Carlos Moya, you're a b**t**d: Flavia Pennetta
This is what Flavia Pennetta, who entered the US Open tennis final in New York on Friday, wrote in her Memoir about her former boyfriend and ex-World No 1 Carlos Moya in 2007
New York: Flavia Pennetta, who at 33, is the oldest first-time finalist at a tennis major in the modern era, has got used to dealing with the "big mess."
The biggest of all was off court when her private life fell apart eight years ago. She had been dating Spanish tennis player Carlos Moya, the 1998 French Open champion, but their three-year relationship ended in 2007. Pennetta was devastated by the end of the affair.
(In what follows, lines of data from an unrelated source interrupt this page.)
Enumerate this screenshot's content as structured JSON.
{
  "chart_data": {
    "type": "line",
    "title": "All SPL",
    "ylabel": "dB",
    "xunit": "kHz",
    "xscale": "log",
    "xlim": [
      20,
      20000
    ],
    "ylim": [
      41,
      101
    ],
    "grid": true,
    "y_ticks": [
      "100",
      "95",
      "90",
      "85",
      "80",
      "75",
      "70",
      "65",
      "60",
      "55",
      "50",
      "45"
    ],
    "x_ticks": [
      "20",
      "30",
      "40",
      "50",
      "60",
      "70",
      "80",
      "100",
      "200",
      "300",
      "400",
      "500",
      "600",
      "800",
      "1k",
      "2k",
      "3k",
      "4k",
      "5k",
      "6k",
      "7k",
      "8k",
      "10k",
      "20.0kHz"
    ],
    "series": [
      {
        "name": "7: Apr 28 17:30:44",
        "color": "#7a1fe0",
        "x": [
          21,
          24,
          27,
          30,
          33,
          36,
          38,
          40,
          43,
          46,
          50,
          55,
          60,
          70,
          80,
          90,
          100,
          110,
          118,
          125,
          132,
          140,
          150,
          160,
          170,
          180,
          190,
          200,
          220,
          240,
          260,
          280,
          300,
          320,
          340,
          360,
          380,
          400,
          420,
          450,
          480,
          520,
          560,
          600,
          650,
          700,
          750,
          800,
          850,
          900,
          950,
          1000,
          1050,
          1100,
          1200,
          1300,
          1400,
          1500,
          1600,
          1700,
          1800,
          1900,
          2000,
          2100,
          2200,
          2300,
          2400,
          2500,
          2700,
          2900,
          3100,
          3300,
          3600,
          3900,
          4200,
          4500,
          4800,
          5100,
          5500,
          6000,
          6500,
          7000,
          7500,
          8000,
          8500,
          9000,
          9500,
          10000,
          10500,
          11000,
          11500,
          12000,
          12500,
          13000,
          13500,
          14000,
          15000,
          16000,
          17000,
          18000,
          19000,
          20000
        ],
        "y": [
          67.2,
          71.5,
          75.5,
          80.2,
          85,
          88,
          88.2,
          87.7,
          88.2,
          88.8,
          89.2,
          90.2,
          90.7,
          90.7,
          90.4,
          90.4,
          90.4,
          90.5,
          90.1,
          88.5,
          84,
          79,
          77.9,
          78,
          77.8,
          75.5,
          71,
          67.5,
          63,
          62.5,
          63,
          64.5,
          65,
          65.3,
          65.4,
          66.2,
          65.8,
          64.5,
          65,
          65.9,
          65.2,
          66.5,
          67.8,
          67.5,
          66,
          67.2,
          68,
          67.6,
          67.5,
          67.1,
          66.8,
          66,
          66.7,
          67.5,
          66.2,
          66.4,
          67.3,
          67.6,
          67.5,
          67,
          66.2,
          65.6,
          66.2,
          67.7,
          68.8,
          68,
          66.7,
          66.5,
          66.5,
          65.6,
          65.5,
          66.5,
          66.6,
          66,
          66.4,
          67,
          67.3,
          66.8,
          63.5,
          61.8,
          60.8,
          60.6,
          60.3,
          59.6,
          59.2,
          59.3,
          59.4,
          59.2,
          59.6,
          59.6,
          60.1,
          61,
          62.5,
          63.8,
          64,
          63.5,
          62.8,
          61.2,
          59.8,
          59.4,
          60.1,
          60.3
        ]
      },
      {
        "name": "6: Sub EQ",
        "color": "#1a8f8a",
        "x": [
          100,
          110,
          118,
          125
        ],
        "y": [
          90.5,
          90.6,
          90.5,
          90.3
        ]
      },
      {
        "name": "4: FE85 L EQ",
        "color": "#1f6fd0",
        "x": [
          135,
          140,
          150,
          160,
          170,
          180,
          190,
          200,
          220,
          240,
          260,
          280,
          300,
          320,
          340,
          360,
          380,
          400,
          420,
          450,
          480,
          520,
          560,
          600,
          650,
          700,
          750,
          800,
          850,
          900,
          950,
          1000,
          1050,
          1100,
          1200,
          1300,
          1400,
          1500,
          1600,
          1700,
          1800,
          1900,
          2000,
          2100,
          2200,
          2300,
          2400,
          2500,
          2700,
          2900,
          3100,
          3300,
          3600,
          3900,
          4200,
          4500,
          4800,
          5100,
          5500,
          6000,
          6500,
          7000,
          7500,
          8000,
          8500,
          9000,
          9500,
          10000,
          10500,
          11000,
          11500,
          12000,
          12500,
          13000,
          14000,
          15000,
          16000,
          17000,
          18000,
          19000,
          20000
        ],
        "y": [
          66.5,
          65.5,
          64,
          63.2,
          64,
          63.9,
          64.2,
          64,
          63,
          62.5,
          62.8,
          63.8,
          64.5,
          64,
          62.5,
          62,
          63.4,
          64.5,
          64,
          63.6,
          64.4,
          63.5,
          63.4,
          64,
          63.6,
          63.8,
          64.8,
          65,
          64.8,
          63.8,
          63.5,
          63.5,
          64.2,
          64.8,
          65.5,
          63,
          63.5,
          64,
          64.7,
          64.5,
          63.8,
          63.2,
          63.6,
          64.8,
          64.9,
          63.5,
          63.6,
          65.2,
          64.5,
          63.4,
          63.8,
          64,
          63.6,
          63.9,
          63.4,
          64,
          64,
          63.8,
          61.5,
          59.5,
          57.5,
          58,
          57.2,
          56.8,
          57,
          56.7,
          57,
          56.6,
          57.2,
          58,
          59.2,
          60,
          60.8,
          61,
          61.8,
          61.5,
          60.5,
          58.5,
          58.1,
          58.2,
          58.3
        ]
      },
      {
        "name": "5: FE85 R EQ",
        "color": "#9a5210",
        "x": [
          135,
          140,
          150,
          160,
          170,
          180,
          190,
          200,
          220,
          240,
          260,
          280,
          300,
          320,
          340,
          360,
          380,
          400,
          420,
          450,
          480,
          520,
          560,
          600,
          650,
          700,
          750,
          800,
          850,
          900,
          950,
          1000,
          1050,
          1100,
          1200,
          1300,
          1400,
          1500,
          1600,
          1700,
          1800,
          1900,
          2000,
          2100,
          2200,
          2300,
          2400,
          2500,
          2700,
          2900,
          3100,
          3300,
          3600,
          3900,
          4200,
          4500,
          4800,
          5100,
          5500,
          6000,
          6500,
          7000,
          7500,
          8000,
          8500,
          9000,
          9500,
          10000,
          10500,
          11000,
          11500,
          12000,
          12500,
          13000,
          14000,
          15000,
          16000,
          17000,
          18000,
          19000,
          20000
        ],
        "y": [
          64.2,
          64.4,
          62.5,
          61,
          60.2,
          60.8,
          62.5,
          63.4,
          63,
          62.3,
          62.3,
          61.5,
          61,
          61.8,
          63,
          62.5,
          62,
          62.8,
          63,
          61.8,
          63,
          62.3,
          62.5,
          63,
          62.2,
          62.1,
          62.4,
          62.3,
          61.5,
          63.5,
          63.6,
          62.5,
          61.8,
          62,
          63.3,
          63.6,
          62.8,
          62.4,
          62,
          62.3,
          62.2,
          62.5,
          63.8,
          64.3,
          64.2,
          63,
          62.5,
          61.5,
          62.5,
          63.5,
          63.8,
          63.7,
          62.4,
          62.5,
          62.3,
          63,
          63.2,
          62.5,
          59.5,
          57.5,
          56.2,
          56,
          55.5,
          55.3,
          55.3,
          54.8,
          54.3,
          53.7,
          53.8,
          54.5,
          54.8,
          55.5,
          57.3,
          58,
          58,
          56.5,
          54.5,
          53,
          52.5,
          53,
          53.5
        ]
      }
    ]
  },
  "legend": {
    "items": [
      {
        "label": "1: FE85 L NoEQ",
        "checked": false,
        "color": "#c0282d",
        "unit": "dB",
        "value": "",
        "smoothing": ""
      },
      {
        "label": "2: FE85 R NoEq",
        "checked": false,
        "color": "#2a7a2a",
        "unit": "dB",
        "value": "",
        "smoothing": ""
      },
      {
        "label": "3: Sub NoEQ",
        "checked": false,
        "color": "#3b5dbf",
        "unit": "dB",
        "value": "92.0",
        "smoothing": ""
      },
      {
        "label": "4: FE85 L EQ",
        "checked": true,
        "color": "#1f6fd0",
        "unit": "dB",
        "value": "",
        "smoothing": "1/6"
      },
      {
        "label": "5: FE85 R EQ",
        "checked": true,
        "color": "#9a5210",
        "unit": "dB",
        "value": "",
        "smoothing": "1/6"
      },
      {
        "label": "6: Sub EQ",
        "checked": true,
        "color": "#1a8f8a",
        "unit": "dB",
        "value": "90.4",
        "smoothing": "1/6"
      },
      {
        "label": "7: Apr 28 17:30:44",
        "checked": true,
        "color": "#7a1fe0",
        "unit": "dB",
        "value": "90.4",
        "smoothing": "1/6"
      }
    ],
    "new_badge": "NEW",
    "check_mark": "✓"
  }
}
She lost 10 kilos and penned a searing memoir about the break-up, Dritto al Cuore (Straight to the Heart). "Perhaps the one I lost was not Carlos, but me. He's a b**t**d, what more can I say, but if I made a mistake it was in dedicating myself too much to him, at the loss of myself," she wrote.
These days, she is happy on the court and off it. She has been linked romantically to fellow player Fabio Fognini, the wild Italian who sent Rafael Nadal crashing out of the US Open in the third round.
Carlos Moya with girlfriend Carolina Cerezuela during the Novak Djokovic vs Rafael Nadal French Open final at Roland Garros on June 10, 2012 in Paris. Pic/Getty Images
According to reports, Moya is linked with Spanish actress Carolina Cerezuela, with whom he has three children.
If Pennetta wins the US Open title, she will break Marion Bartoli's record for Grand Slam patience - the Frenchwoman won her first and only major at Wimbledon in 2013 at the 47th attempt.
She will also rise to eight in the world. It's a staggering achievement for a woman who was close to quitting last year because of a crippling wrist injury.
"I was close, really close," she said. "But it's easy for me doing this kind of life because it's nice life. Sometimes I have a bad moment like everyone.
I mean, I'm a tennis player, but I'm also person. The moon, is going up and down, no?" The US Open is by far Pennetta's most successful Slam — she was also a semi-finalist in 2013.
"In the last three years I just keep playing, because for me, it's something I really love to do," said a pensive Pennetta. "I don't see myself without tennis. It's not easy for a player to I think take this decision and say it's over. "It's like a new life completely.
So sometimes it is the more scary thing, no? Because life, it's going to change, but most of the time it changes for the better. I hope so."